Mixed results for Cleveland Police after review of child protection work
Child protection initiatives of Cleveland Police have had mixed results according to a report by the force's watchdog.
The police force’s policies and procedures were inspected by Her Majesty’s Inspectorate of Constabulary and Fire & Rescue Services (HMICFRS) in May last year.
It found the force had a widely recognised ‘clear and unequivocal commitment’ to protecting vulnerable children.
But inspectors noted it needed to take action to strengthen safeguarding, some of it urgently, to protect children most at risk.
Failures included poor supervision and record-keeping that had undermined decision-making and safeguarding measures in a ‘significant’ number of cases.
The inspectorate has now published an updated report after reviewing the force’s progress.
It says while the force has implemented new measures to address previous failings, it is too early to tell if some are helping children get the support and protection they need.

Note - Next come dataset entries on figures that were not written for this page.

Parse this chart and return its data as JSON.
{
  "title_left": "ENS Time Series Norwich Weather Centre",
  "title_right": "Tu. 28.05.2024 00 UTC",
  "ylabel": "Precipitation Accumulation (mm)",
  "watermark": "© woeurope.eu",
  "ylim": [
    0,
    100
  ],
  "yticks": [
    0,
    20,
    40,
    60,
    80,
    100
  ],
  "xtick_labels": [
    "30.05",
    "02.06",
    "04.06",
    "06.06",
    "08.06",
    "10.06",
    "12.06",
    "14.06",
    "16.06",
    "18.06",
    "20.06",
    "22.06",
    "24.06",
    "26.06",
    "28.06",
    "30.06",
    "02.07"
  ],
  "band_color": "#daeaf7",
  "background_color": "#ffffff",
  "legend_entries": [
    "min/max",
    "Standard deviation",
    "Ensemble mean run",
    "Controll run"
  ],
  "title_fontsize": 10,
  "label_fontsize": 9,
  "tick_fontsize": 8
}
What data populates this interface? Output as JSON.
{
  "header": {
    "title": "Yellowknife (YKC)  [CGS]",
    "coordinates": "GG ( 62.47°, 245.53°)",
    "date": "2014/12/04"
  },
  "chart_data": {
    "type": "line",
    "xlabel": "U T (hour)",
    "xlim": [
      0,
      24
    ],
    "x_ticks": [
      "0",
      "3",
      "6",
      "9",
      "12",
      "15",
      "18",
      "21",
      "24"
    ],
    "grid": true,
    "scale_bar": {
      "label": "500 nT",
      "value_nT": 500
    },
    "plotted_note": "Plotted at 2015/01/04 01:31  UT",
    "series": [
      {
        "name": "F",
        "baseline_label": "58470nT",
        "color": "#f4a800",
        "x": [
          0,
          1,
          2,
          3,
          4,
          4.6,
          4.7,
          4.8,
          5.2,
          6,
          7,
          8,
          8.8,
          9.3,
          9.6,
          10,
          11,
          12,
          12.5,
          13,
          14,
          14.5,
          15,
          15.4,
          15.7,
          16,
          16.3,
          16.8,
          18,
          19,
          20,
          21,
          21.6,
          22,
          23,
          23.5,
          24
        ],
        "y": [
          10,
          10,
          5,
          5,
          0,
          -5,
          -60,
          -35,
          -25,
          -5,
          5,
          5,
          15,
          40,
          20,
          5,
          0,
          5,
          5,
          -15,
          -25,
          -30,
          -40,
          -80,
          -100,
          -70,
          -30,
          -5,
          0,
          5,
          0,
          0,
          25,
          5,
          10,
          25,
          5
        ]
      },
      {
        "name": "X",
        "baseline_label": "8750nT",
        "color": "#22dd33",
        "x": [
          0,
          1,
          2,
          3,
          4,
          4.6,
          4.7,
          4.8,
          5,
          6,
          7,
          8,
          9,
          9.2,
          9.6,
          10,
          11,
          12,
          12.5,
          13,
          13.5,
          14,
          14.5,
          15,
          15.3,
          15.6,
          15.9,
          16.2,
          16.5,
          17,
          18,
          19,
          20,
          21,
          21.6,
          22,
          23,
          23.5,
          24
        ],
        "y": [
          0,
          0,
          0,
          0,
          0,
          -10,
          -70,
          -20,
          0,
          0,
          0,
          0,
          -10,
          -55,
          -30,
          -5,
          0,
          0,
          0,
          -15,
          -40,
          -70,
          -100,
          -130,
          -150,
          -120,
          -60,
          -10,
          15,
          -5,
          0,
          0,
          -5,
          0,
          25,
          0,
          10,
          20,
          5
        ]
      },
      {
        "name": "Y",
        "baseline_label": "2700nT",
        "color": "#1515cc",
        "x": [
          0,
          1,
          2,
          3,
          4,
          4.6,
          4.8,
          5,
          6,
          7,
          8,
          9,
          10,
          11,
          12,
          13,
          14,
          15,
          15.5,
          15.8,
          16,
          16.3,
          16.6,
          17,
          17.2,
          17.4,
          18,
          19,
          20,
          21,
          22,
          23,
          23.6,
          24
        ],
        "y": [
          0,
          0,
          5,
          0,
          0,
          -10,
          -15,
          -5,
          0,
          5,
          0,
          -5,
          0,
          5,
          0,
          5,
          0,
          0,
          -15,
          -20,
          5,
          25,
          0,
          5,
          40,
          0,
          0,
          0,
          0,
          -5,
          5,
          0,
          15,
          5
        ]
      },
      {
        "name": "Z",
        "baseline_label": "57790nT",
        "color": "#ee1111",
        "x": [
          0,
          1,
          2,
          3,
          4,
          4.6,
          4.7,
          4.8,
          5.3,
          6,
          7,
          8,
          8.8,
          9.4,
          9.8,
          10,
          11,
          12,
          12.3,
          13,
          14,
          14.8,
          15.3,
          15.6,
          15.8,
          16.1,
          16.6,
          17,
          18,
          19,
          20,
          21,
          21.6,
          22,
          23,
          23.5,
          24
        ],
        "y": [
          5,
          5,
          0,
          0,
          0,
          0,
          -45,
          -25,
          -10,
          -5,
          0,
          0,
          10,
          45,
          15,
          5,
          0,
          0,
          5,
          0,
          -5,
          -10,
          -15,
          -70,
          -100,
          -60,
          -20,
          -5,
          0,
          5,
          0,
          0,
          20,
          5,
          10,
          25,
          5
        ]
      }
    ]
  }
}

Cleveland Police say it is committed to protecting children, but add they can only do so much with their limited resources.
Phil Gormley, Her Majesty’s Inspector of Constabulary, said children in custody are now treated better and the force takes on board the views of children affected by domestic abuse.
He said: “It has shown a genuine commitment to do better, introducing its own child protection case audits to keep track of its own performance.
“That said, there are some areas where the force has made slow progress. For instance, Cleveland Police has introduced new guidance to help officers respond appropriately to missing children incidents.
“But when we looked at eight cases involving missing children, we found the force’s response was inadequate.
“Cleveland Police immediately took steps to address our concerns and take corrective action.
“Whilst encouraging, and I welcome the force’s willingness to respond to our feedback, it is too soon to be confident these new processes are having a positive impact on outcomes for children.”
A new priority system intended to speed up response times in domestic abuse cases produced a backlog of almost 500 cases in its first three weeks.
Mr Gormley added: “The force accepts it has more work to do and is striving to improve.
“With this in mind, I am confident that Cleveland Police is making every effort to enhance the service it provides to vulnerable children.”
Cleveland Police Assistant Chief Constable Jason Harwin said: “We have dealt with over 6,500 cases of children and young people who have been reported missing since early 2017 with each case having individual complexities and needing varying degrees of specialist resource.
“Our staff and officers are committed to safeguarding our children; however they can only go so far due to the limited resources that we have available to us.
“There are increasing demands upon the Force around child protection and safeguarding matters, however we do not work in isolation and it is a partner agency responsibility.”
He added the force is going through ‘substantial change’ to better manage demands on it, including removing two ranks within its structure and is quickly streamlining processes.
He said: “We also launched a Missing from Home Improvement Team to audit cases and share learning.
“The Inspectorate identified that we are going in the right direction and this is reflected in the report.”